En apprenant qu’ils allaient encore perdre des moyens à la rentrée, les profs ont ressenti comme
une gêne : « Un étouffement qui se généralisait. » Les parents d’élèves, en percevant le malaise, ont voulu faire bloc derrière eux. Hier soir après les classes, ils ont
monté des tentes devant le collège. Un vrai campement de fortune pour dire non à la casse de l’école. « Les enseignants donnent beaucoup de leur personne », avance un
parent d’élève qui trouve normal sa présence à leurs côtés.
Des parents qui ne sont pas non plus épargnés par les mauvais coups : les licenciements, les petits boulots. « Après nous avoir atteints, j’ai l’impression qu’ils
veulent couper l’herbe sous les pieds de nos enfants. L’école c’est leur avenir », lance Franck pas habitué à se « planter » des heures durant devant le collège de sa
fille. « Qu’ils touchent pas à nos enfants. » Comme si l’école était encore le dernier endroit où les gamins d’où qu’ils viennent peuvent espérer échapper à leur
destin.
Le collège en perdant des moyens consacrera moins de temps aux élèves en difficulté. « Plus tard que vont t-ils devenir ? », insistent les parents d’élèves. Tandis que
des enseignants, dont certains ne s’étaient jamais engagés avec autant d’intensité, voient dans cette nouvelle dégradation de leurs conditions de travail, le début du
démantèlement de l’Education. « On fait du bricolage avec des arguments fallacieux. » Un enseignant sur deux ne sera pas remplacé. Si les suppressions étaient jusqu’à
présent progressives, là elles deviennent de plus en plus brutales. « L’Education nationale a un coût, ça, ce n’est pas négociable », assure un enseignant qui voit dans
ces mesures les fondements de la société voler en éclats.
Profs et parents ont bien compris l’ampleur du désastre. L’Estaque pousse peut-être un dernier souffle avant de basculer dans la fatalité ou la colère.
CATHERINE WALGENWITZ
Des poches de précarité derrière un label trop
vendeur
L’Estaque n’est pas la carte postale provençale qu’on imagine. « Certes, on y
vit comme dans un village de bord de mer, tout en étant à 10 km de l’hyper centre marseillais et avec une desserte ferroviaire intéressante », convient Roland Cazzola,
élu au cadre de vie à la mairie des 15/16. Les films comme la peinture ajoutent au sentiment de qualité de vie. Et les nouveaux arrivants ont encore participé à « tirer
ces quartiers historiquement populaires et ouvriers vers le haut ».

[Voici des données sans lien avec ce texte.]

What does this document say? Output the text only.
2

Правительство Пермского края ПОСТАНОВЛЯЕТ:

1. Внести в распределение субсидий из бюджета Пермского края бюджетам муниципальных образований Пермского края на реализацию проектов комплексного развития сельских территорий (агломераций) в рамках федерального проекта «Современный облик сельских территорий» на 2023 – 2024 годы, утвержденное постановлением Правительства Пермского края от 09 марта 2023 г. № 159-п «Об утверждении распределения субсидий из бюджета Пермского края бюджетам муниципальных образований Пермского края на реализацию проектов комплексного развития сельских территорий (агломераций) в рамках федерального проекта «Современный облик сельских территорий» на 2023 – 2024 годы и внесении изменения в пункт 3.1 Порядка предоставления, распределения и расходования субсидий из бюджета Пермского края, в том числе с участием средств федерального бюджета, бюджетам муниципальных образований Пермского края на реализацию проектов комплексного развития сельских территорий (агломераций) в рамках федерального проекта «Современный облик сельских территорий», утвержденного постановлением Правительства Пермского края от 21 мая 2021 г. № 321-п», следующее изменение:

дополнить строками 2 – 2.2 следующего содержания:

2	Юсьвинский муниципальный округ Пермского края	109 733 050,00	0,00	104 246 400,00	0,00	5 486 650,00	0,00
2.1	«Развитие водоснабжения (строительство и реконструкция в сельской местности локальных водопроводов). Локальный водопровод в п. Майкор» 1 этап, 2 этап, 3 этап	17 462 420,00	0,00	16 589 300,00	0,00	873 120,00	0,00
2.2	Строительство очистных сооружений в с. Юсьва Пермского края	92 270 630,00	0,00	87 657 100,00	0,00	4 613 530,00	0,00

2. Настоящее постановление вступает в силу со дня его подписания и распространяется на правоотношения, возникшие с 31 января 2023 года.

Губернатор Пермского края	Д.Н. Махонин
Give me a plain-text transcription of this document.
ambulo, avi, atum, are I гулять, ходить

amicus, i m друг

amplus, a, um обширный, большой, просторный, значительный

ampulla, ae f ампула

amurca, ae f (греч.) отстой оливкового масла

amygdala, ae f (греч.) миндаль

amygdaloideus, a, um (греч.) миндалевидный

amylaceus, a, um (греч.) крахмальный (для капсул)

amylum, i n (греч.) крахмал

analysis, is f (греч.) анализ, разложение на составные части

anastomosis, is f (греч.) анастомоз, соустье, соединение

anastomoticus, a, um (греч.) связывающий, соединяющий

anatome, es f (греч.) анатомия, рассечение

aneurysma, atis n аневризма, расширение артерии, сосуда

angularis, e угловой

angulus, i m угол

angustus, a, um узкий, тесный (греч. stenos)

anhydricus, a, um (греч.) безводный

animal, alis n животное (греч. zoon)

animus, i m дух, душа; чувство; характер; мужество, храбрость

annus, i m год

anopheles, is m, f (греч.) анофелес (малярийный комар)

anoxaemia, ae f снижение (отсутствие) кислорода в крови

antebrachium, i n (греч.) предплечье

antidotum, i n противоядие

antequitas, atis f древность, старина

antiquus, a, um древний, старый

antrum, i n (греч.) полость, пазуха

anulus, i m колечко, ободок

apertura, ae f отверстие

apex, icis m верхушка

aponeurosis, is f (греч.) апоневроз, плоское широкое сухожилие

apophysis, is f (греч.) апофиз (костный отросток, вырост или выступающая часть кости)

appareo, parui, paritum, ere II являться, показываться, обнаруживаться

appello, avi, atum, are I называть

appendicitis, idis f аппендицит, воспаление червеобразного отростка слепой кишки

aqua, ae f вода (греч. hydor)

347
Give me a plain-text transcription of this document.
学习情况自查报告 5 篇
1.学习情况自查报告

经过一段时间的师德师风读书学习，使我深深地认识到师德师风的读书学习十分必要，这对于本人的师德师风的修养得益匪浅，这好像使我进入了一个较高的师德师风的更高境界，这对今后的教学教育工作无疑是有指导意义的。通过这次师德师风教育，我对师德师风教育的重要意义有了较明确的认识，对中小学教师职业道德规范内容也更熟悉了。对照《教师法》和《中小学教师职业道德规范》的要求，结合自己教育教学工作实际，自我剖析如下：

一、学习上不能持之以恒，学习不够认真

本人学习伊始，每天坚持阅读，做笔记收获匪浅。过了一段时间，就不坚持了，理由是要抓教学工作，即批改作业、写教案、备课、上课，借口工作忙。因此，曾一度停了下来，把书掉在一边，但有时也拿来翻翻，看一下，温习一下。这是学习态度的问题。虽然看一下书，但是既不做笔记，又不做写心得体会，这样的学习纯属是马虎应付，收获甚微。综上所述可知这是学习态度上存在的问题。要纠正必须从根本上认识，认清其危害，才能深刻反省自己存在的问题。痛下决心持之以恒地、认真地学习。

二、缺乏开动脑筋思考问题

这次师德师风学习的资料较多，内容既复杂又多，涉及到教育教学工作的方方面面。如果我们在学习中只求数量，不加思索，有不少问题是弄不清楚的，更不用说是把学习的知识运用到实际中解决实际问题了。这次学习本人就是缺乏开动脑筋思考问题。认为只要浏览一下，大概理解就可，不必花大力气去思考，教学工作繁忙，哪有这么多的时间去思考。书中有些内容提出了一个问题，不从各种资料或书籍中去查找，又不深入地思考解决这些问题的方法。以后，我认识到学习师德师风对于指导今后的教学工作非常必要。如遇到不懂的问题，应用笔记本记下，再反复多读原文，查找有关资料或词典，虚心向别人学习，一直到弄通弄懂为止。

Mais, le revers de la médaille est bien prégnant : spéculation immobilière et menace de démantèlement du système éducatif contribuent à plonger les plus fragiles dans la
précarité et l’isolement. « On veut former des citoyens et on les traite comme des moins que rien. La situation des écoles et collèges est désespérante, note Jean-Louis
Grillet, vice-président du CIQ, les budgets pour les activités extrascolaires ont été divisés par deux. Or, on ne peut pas demander une participation financière à des
familles pour qui deux euros sont une vraie somme. »

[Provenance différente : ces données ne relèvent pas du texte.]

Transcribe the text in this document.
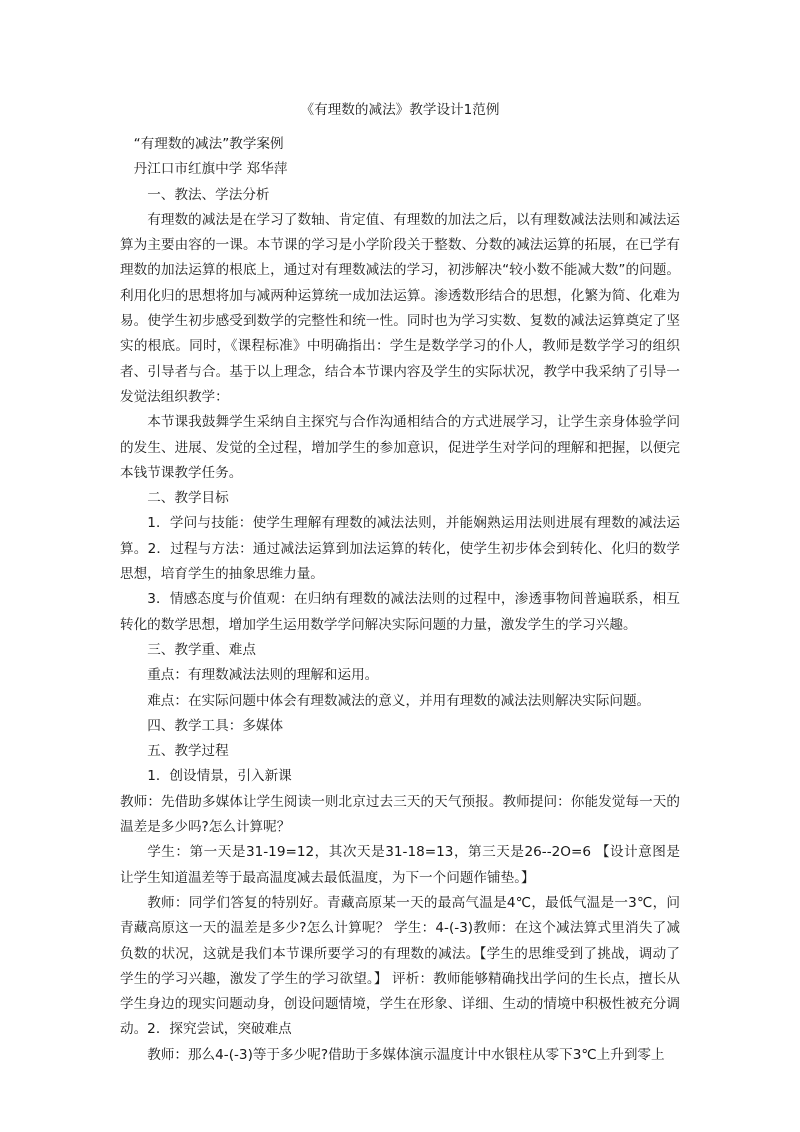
《有理数的减法》教学设计1范例

“有理数的减法”教学案例

丹江口市红旗中学 郑华萍

一、教法、学法分析

有理数的减法是在学习了数轴、肯定值、有理数的加法之后，以有理数减法法则和减法运算为主要由容的一课。本节课的学习是小学阶段关于整数、分数的减法运算的拓展，在已学有理数的加法运算的根底上，通过对有理数减法的学习，初涉解决“较小数不能减大数”的问题。利用化归的思想将加与减两种运算统一成加法运算。渗透数形结合的思想，化繁为简、化难为易。使学生初步感受到数学的完整性和统一性。同时也为学习实数、复数的减法运算奠定了坚实的根底。同时，《课程标准》中明确指出：学生是数学学习的仆人，教师是数学学习的组织者、引导者与合。基于以上理念，结合本节课内容及学生的实际状况，教学中我采纳了引导一发觉法组织教学：

本节课我鼓舞学生采纳自主探究与合作沟通相结合的方式进展学习，让学生亲身体验学问的发生、进展、发觉的全过程，增加学生的参加意识，促进学生对学问的理解和把握，以便完本钱节课教学任务。

二、教学目标

1．学问与技能：使学生理解有理数的减法法则，并能娴熟运用法则进展有理数的减法运算。2．过程与方法：通过减法运算到加法运算的转化，使学生初步体会到转化、化归的数学思想，培育学生的抽象思维力量。

3．情感态度与价值观：在归纳有理数的减法法则的过程中，渗透事物间普遍联系，相互转化的数学思想，增加学生运用数学学问解决实际问题的力量，激发学生的学习兴趣。

三、教学重、难点

重点：有理数减法法则的理解和运用。

难点：在实际问题中体会有理数减法的意义，并用有理数的减法法则解决实际问题。

四、教学工具：多媒体

五、教学过程

1．创设情景，引入新课

教师：先借助多媒体让学生阅读一则北京过去三天的天气预报。教师提问：你能发觉每一天的温差是多少吗?怎么计算呢？

学生：第一天是31-19=12，其次天是31-18=13，第三天是26--2O=6 【设计意图是让学生知道温差等于最高温度减去最低温度，为下一个问题作铺垫。】

教师：同学们答复的特别好。青藏高原某一天的最高气温是4℃，最低气温是一3℃，问青藏高原这一天的温差是多少?怎么计算呢？ 学生：4-(-3)教师：在这个减法算式里消失了减负数的状况，这就是我们本节课所要学习的有理数的减法。【学生的思维受到了挑战，调动了学生的学习兴趣，激发了学生的学习欲望。】 评析：教师能够精确找出学问的生长点，擅长从学生身边的现实问题动身，创设问题情境，学生在形象、详细、生动的情境中积极性被充分调动。2．探究尝试，突破难点

教师：那么4-(-3)等于多少呢?借助于多媒体演示温度计中水银柱从零下3℃上升到零上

« La fréquentation des cantines est en recrudescence depuis que le conseil général apporte une aide. Pour certains, c’est le seul repas de la journée », confie Sylvie,
de la toute récente association « Les mains libres », qui dispense des colis alimentaires et organise des ventes sociales de vêtements. Autre création née du même
constat : le collectif précarité. « C’est dans une de nos réunions au centre social, en soulevant la thématique loisirs que les assistantes sociales nous ont alertés sur
un grave souci d’aide alimentaire », explique Thomas Ghalmi. Le collectif travaille à la mise en place d’un partenariat des structures locales afin de mailler le
territoire efficacement. « Certaines associations manquent d’informations, d’autres sont débordées de demandes, il s’agit de créer des passerelles pour mieux vivre
ensemble. »
Car à l’Estaque, « pas de grosse structure, mais un fourmillement d’associations, souligne Roland Cazzola, qui se battent sur tous les fronts, contre la spéculation
immobilière qui a fait grimper le foncier, contre une réforme qui risque de briser la mixité sociale qui joue pourtant actuellement à 100% ». « Une chance pour contrer
un certain fatalisme », encourage Thomas Ghalmi.